Turkey has its own plan, which was revealed in an op-ed piece that Erdogan wrote for The New York Times on Jan. 7 titled “Erdogan: Trump is Right on Syria. Turkey Can Get the Job Done” — a clear indication of Erdogan's wish to play the game with Trump. The gist of Erdogan's proposal lies in the following paragraph: “The first step is to create a stabilization force featuring fighters from all parts of Syrian society. Only a diverse body can serve all Syrian citizens and bring law and order to various parts of the country. In this sense, I would like to point out that we have no argument with the Syrian Kurds. Ensuring adequate political representation for all communities is another priority. Under Turkey’s watch, the Syrian territories that are under the control of the YPG or the so-called Islamic State will be governed by popularly elected councils. Individuals with no links to terrorist groups will be eligible to represent their communities in local governments. Local councils in predominantly Kurdish parts of northern Syria will largely consist of the Kurdish community’s representatives while ensuring that all other groups enjoy fair political representation. Turkish officials with relevant experience will advise them on municipal affairs, education, health care and emergency services.”
This is, in short, a YPG-free northern Syria to be governed by the same administrative models established in Afrin, Jarablus and al-Bab by Turkey after two military operations.
Erdogan's proposals go counter to the avowed objectives defined by Bolton.
Those proposals may also not convince US Secretary of State Mike Pompeo. While defending Trump’s decision on the withdrawal, his wording caused Turkish outrage: “Not only the withdrawal," Pompeo said, "but all other elements the president laid out — the importance of ensuring that the Turks don’t slaughter the Kurds.”
Bolton apparently continued to be forceful in his remarks in Ankara. Turkish social media rapidly circulated a Reuters story quoting an unnamed American official involved with the talks as saying Bolton had told his Turkish audience that Erdogan’s New York Times piece was “wrong and offensive.” In the meeting, which lasted more than two hours, Bolton delivered the American demands that the Kurds not be mistreated.
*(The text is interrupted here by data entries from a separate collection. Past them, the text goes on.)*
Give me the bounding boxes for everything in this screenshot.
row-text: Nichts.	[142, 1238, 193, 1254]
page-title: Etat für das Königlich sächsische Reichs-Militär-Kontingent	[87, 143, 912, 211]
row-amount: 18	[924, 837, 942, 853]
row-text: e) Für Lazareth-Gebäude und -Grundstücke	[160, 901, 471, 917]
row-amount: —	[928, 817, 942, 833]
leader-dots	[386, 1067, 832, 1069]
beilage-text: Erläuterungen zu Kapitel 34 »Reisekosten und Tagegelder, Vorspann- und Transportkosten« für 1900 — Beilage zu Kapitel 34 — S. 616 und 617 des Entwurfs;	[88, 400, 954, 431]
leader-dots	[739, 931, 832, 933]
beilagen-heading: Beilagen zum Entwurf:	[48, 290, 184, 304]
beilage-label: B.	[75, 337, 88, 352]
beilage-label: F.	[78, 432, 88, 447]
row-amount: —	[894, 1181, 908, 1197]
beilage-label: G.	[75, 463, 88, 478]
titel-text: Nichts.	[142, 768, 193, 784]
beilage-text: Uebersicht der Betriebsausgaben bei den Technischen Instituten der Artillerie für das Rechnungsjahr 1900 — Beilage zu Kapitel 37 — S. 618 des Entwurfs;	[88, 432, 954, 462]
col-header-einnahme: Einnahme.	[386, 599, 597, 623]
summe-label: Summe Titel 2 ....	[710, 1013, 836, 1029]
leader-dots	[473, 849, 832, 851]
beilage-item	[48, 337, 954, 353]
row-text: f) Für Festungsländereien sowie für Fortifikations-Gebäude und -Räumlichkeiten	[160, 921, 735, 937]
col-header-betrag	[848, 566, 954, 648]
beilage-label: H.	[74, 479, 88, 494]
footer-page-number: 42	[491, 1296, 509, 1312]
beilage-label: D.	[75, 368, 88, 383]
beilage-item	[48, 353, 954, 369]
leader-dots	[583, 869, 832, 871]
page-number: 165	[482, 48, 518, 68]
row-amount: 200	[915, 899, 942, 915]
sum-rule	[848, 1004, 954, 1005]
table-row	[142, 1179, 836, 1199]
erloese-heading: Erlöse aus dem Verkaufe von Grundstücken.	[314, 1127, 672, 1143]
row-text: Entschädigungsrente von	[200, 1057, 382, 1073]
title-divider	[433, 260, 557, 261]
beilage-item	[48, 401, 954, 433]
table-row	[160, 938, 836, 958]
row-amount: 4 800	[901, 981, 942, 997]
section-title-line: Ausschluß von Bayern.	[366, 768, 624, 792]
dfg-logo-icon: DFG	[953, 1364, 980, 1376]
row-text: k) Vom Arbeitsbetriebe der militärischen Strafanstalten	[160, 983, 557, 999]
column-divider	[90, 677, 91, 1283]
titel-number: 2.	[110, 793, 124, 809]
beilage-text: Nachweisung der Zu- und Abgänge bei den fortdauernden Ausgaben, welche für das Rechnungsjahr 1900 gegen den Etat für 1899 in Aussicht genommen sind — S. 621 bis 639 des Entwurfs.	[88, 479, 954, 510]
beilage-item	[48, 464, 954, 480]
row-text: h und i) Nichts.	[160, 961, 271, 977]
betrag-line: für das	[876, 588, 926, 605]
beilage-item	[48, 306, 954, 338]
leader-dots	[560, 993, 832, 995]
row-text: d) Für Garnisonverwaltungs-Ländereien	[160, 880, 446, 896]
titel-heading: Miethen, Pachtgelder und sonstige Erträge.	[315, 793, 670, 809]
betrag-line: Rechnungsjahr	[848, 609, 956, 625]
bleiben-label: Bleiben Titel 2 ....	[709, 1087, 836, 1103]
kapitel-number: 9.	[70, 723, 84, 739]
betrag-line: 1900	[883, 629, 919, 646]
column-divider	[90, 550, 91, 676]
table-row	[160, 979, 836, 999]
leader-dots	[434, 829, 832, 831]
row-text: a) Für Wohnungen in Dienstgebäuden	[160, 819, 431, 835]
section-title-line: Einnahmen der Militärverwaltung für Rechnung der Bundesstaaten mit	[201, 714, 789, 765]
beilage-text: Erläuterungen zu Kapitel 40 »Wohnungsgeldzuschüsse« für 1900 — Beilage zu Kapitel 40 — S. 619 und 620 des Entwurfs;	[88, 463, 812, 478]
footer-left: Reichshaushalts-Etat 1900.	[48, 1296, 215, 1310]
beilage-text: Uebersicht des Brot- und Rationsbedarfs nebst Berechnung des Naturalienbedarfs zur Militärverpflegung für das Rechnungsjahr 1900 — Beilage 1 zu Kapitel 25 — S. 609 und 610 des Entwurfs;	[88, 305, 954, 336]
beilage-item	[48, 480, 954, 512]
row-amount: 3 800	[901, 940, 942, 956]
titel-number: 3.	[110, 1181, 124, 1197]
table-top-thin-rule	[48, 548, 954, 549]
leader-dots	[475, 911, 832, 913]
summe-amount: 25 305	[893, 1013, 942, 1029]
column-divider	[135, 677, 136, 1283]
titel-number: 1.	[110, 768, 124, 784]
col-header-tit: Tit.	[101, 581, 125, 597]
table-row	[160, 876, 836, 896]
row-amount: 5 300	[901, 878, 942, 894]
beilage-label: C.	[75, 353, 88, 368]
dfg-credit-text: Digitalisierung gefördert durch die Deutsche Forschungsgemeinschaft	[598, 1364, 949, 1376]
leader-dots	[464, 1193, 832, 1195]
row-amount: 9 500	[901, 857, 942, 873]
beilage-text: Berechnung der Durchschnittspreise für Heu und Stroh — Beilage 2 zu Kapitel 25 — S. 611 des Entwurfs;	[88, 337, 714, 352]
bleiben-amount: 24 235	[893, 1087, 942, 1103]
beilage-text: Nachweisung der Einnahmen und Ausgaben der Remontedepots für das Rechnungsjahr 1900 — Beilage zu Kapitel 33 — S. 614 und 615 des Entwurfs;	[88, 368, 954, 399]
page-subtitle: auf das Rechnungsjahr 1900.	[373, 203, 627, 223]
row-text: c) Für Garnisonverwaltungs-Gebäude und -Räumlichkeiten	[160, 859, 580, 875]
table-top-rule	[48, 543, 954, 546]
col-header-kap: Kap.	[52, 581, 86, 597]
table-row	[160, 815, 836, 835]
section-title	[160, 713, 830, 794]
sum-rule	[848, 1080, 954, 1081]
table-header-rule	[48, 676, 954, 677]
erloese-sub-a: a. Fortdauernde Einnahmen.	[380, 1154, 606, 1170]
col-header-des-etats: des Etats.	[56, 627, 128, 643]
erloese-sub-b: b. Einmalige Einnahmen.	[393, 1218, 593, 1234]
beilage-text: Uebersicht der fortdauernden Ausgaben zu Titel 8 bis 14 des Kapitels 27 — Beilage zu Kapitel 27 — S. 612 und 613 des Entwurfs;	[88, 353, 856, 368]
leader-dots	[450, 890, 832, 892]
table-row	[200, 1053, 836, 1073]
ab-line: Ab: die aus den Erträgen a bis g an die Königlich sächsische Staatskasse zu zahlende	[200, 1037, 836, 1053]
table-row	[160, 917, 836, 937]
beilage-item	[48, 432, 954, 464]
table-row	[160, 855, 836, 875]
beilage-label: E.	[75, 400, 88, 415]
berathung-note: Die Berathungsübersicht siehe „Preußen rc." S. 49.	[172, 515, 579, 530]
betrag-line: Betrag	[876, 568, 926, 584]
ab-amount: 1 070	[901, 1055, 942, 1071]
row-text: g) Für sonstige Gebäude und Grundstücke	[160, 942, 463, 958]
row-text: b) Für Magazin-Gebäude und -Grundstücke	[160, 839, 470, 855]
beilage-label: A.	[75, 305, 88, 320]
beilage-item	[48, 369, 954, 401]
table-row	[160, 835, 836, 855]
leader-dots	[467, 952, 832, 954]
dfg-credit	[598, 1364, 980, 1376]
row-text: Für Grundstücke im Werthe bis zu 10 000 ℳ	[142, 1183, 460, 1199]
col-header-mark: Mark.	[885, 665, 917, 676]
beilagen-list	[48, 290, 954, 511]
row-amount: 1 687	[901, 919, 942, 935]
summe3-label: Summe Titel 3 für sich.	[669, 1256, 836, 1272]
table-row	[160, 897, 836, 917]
That means that the American delegation's visit to Ankara turned out to be a confrontation between the incompatible positions of Turkey and the United States on Syria.
In the aftermath of Bolton’s mission, the two countries have once again reached a crisis point. Erdogan will be waiting for Trump to overrule his aides, who provoked the ire of the Turks.
Will Erdogan make the audacious move and send more Turkish armed forces into Syria to fight against the YPG, which Bolton and the Pentagon’s partners on the ground warn against?
A Jan. 4 Wall Street Journal report indicates that Turkey seeks substantial American military support to undertake a larger mission in Syria. The story says, “Turkey is asking the US to provide substantial military support, including airstrikes, transport and logistics, to allow Turkish forces to assume the main responsibility for fighting Islamic State militants in Syria, senior US officials say.”
After the Ankara fiasco, Turkish-American relations and the near future of Syria and its Kurds hang on the unpredictability of Trump and the limits of Erdogan's adventurism.